All of lore.kernel.org
 help / color / mirror / Atom feed
From: "Alex Bennée" <alex.bennee@linaro.org>
To: Josh Kunz <jkz@google.com>
Cc: riku.voipio@iki.fi, qemu-devel@nongnu.org, laurent@vivier.eu
Subject: Re: [PATCH 4/5] linux-user: Support CLONE_VM and extended clone options
Date: Tue, 16 Jun 2020 17:08:16 +0100	[thread overview]
Message-ID: <87h7vbyowf.fsf@linaro.org> (raw)
In-Reply-To: <20200612014606.147691-5-jkz@google.com>


Josh Kunz <jkz@google.com> writes:

> The `clone` system call can be used to create new processes that share
> attributes with their parents, such as virtual memory, file
> system location, file descriptor tables, etc.
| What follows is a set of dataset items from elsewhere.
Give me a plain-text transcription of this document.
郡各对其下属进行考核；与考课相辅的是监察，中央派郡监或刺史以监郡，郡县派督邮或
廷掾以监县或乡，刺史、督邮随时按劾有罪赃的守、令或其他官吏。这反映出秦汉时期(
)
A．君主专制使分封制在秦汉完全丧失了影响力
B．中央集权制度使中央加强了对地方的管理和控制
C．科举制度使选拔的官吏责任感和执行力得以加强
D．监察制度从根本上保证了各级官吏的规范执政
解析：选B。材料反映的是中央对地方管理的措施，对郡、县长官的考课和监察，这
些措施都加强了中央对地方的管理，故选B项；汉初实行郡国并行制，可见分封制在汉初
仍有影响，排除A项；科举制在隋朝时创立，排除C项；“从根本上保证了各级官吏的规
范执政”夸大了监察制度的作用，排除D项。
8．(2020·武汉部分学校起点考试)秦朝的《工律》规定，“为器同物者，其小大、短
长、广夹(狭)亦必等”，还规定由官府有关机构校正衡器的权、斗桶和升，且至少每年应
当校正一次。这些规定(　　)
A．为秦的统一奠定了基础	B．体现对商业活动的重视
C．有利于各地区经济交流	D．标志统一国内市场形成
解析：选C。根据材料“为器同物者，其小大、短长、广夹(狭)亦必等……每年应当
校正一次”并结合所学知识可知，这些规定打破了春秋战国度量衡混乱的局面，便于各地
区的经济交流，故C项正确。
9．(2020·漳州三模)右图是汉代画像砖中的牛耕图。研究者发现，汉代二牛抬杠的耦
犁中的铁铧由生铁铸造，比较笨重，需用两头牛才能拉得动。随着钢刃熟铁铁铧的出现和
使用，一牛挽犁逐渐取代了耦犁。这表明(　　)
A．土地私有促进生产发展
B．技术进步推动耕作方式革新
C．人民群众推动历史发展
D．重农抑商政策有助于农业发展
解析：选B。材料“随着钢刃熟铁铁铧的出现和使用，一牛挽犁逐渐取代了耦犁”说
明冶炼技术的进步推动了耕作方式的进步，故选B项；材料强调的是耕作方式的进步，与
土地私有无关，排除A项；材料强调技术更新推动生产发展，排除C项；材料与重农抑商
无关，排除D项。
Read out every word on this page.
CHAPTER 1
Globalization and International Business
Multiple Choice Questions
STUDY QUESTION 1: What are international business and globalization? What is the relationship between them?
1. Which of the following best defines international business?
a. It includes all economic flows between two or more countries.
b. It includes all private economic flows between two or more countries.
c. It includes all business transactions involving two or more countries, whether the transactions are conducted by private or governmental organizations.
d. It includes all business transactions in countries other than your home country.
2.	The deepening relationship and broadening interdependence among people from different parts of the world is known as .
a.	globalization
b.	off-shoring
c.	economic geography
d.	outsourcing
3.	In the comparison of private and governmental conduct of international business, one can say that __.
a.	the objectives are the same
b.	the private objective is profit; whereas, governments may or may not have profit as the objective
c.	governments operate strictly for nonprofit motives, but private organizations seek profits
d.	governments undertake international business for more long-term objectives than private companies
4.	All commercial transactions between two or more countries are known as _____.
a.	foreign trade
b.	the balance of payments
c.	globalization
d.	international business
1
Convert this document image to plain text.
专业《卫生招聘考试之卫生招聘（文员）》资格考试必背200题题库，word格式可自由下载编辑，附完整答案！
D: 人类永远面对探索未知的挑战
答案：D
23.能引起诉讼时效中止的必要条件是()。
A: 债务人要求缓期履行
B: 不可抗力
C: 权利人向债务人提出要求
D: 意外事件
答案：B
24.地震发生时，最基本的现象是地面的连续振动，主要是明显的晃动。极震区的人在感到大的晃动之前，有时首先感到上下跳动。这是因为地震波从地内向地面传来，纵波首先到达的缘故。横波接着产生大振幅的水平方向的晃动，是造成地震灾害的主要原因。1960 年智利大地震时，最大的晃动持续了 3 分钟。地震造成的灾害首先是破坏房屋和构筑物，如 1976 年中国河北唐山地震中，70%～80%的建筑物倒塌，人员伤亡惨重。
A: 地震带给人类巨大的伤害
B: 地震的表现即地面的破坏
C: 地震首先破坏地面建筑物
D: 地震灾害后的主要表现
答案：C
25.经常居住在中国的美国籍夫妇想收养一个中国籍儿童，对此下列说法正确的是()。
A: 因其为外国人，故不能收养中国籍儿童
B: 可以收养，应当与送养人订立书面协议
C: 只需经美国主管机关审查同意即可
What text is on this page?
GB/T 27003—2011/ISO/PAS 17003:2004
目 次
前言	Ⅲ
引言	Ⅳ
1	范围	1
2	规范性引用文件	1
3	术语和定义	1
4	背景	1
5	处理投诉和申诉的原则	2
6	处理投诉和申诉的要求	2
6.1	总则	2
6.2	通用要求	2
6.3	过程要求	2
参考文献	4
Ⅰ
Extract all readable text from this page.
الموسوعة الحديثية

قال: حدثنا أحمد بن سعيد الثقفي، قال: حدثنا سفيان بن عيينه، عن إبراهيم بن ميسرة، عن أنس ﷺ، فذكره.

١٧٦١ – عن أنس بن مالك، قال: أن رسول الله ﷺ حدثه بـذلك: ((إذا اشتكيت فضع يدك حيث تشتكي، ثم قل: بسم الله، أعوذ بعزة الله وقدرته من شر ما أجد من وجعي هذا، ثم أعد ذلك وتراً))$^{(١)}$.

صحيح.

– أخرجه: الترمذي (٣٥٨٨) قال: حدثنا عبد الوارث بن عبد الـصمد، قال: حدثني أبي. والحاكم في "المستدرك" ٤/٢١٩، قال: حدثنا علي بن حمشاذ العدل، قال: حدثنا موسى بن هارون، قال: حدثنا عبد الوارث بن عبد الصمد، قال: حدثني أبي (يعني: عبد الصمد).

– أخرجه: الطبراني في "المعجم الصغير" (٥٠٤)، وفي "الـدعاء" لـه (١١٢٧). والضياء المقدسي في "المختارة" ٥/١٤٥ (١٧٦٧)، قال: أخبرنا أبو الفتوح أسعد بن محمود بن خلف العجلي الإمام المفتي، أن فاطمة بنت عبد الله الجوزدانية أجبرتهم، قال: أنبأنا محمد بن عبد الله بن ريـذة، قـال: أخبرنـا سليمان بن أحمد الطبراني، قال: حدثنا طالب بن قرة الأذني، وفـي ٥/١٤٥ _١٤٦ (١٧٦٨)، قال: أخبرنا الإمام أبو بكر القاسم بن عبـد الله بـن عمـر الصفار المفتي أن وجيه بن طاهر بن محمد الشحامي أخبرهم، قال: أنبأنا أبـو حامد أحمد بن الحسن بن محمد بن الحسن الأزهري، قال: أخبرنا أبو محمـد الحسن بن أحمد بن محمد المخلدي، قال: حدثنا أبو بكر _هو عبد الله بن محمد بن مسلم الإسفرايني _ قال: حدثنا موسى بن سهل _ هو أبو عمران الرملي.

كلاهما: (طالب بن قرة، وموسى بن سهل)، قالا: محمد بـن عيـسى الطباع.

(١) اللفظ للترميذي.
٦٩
These can be useful to a
> variety of guest programs.
>
> Before this patch, QEMU had support for a limited set of these attributes.
> Basically the ones needed for threads, and the options used by fork.
> This change adds support for all flag combinations involving CLONE_VM.
> In theory, almost all clone options could be supported, but invocations
> not using CLONE_VM are likely to run afoul of linux-user's inherently
> multi-threaded design.
>
> To add this support, this patch updates the `qemu_clone` helper. An
> overview of the mechanism used to support general `clone` options with
> CLONE_VM is described below.
>
> This patch also enables by-default the `clone` unit-tests in
> tests/tcg/multiarch/linux-test.c, and adds an additional test for duplicate
> exit signals, based on a bug found during development.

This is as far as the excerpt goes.